Making an LVDT

[Doctorandus_P]

I've been reading a bit about LVDT's and not really convinced this is a wonderful thing. It uses a complicated way to generate

an analog voltage, and then you have to put that into an ADC.

I also bumped into the AD598. This little chip costs EUR122 from mouser, which seems quite ridiculous.

Now you've built your sensor coils and are doing some experiments, I suggest you also do some experiments with a simpler method.
Ever since the '90-ies there are a bunch of circuits floating around the 'net for an LC meter. It's build as a free running LC oscillator and a microcontroller to measure the frequency of the oscillator though some reciprocal math.
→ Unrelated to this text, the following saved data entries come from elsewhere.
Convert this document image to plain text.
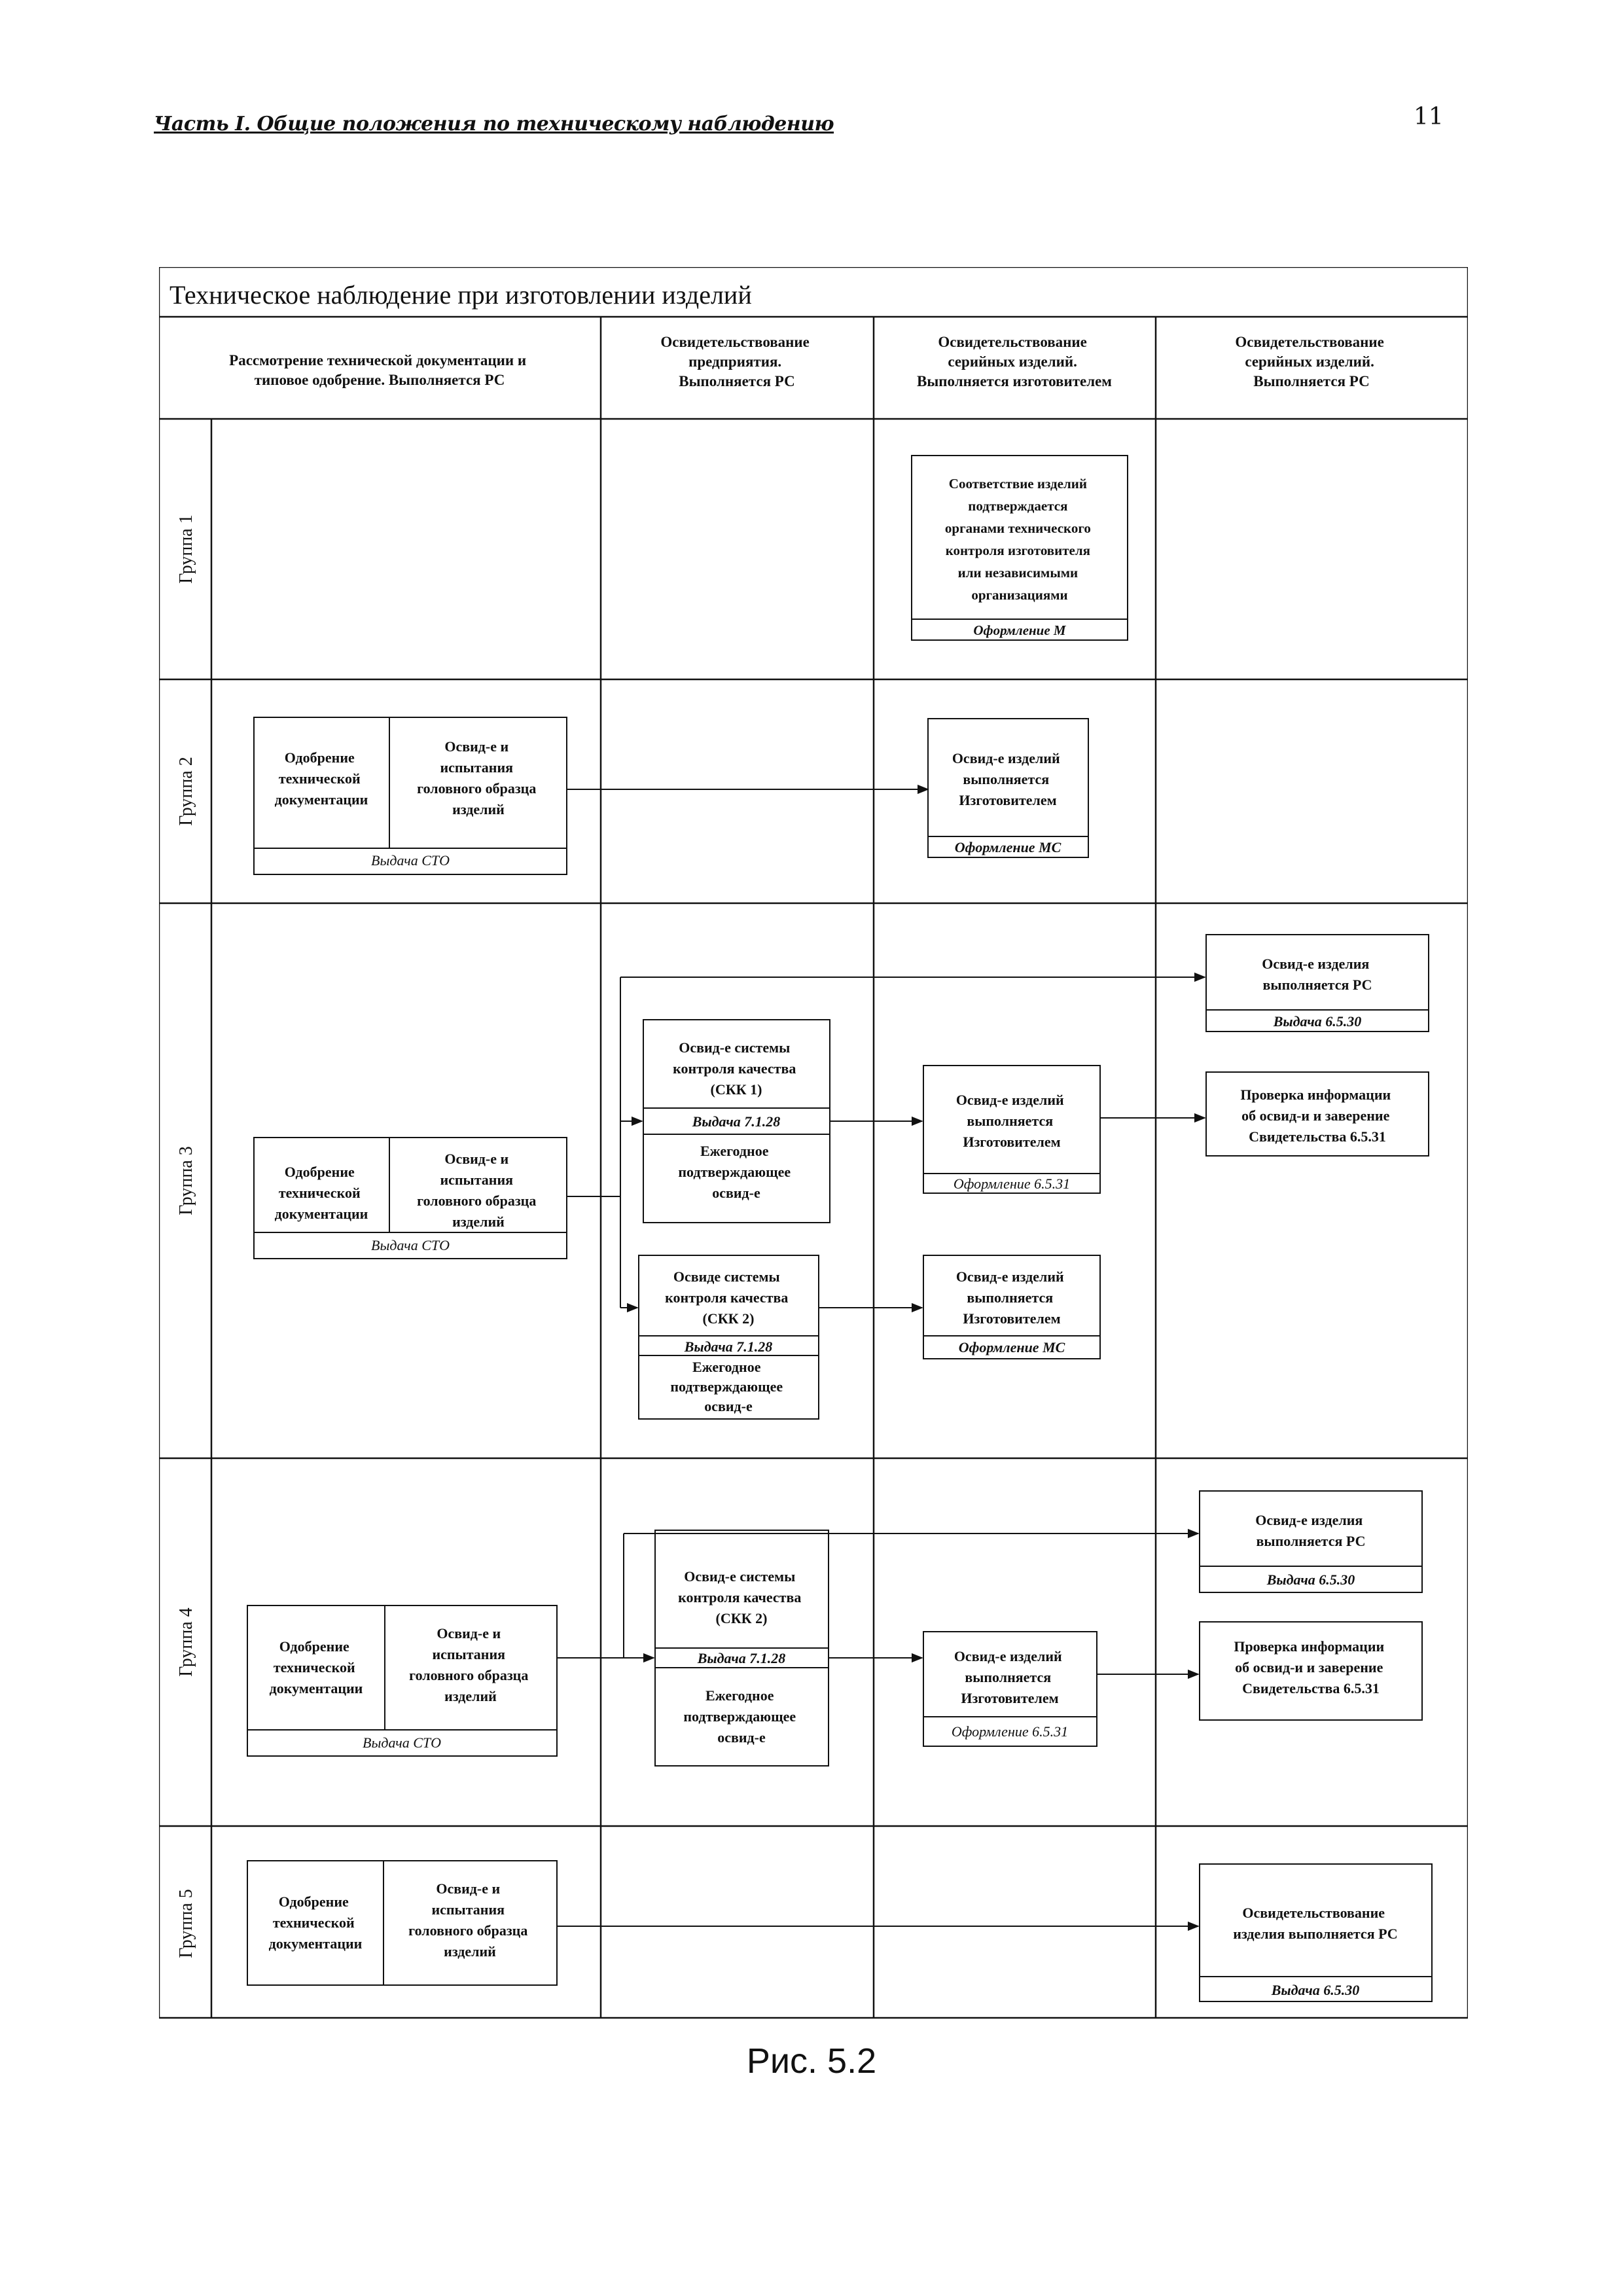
Часть I. Общие положения по техническому наблюдению	11
Техническое наблюдение при изготовлении изделий
Рассмотрение технической документации и типовое одобрение. Выполняется РС
Освидетельствование предприятия. Выполняется РС
Освидетельствование серийных изделий. Выполняется изготовителем
Освидетельствование серийных изделий. Выполняется РС
Группа 1
Группа 2
Группа 3
Группа 4
Группа 5
Соответствие изделий подтверждается органами технического контроля изготовителя или независимыми организациями
Оформление М
Одобрение технической документации
Освид-е и испытания головного образца изделий
Выдача СТО
Освид-е изделий выполняется Изготовителем
Оформление МС
Одобрение технической документации
Освид-е и испытания головного образца изделий
Выдача СТО
Освид-е системы контроля качества (СКК 1)
Выдача 7.1.28
Ежегодное подтверждающее освид-е
Освиде системы контроля качества (СКК 2)
Выдача 7.1.28
Ежегодное подтверждающее освид-е
Освид-е изделий выполняется Изготовителем
Оформление 6.5.31
Освид-е изделий выполняется Изготовителем
Оформление МС
Освид-е изделия выполняется РС
Выдача 6.5.30
Проверка информации об освид-и и заверение Свидетельства 6.5.31
Одобрение технической документации
Освид-е и испытания головного образца изделий
Выдача СТО
Освид-е системы контроля качества (СКК 2)
Выдача 7.1.28
Ежегодное подтверждающее освид-е
Освид-е изделий выполняется Изготовителем
Оформление 6.5.31
Освид-е изделия выполняется РС
Выдача 6.5.30
Проверка информации об освид-и и заверение Свидетельства 6.5.31
Одобрение технической документации
Освид-е и испытания головного образца изделий
Освидетельствование изделия выполняется РС
Выдача 6.5.30
Рис. 5.2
Years ago I did some experiments with this, and you can do quick measurements with about 0.1Hz resolution, (and could get more resolution by integrating over more oscillation periods). The hardware is very simple, and schematics and software is floating around the 'net.

Note:
Now re-posted in the right thread. I accidentally posted this in:
https://www.eevblog.com/forum/projects/diy-variable-ac-voltage-and-frequency-source-for-calibration/msg5553581

[Kleinstein]

For the solution with µC / ADC the drive signal should ideally use the same reference as the ADC. So more like square wave from the µC with a little low pass filtering.

Something ferromagnetic near the LVDT can interfere with the readings. It gets tricky to build a shielded LVDT.

[Conrad Hoffman]

some useful stuff here- https://www.researchgate.net/publication/221918107_Linear_Variable_Differential_Transformer_Design_and_Verification_Using_MATLAB_and_Finite_Element_Analysis

The strong point of an LVDT is almost unlimited resolution. If your needs are more modest, there are simpler ways as mentioned above. I've built simple LC oscillators with a longish coil and a ferrite that moved in and out, just measuring the resulting frequency. Worked fine but today everybody wants a digital solution with as little analog stuff as possible. Things like an https://ams-osram.com/products/sensors/position-sensors/ams-as5304-linear-sensor or it's many relatives are accurate and cheap.

[Doctorandus_P]

Those HALL based sensors don't give absolute position (i.e. the pattern repeats every 4mm).

And there are more options, for example EE-SX1070 is an analog optical sensor. It costs EUR 3 and can have a resolution of 1um over a range of 1mm.
I accidentally bumped into this sensor via:
https://hackaday.com/2024/05/18/flexures-keep-this-printed-displacement-sensor-in-line/

Edit / Addition: (not worth a second full post)
I had a look at TCUT1800X01 datasheet (See post below).
The sensors in these are staggered, and have a "linear range" of around 0.2mm These seem to be optimized for digital sensing, while the EE-SX1070 has a relatigely linear range of about 1mm and is desgned for linear position sensing.

[PCB.Wiz]

And there are more options, for example EE-SX1070 is an analog optical sensor. It costs EUR 3 and can have a resolution of 1um over a range of 1mm.
I accidentally bumped into this sensor via:
https://hackaday.com/2024/05/18/flexures-keep-this-printed-displacement-sensor-in-line/

That's just a diode-transistor photo interrupter.
The narrow slots give it a quasi linear transition with % of light transfer, but it is very temperature and unit to unit dependent.
A second sensor, mounted next to the working one, (or a dual sensor like TCUT1300X01) could give some tracking compensation if you wanted to push these.

Vishay have some interesting ones with parts like TCUT1800X01 having 4 slots.

[Muffins]

Hi guys,

Just a quick update on this one. It's been slow progress since the coil was built but now I can get some things after payday. I've ordered a function generator off ebay and I'll order a couple supplies this week. Frustrating not having stock of the basic components.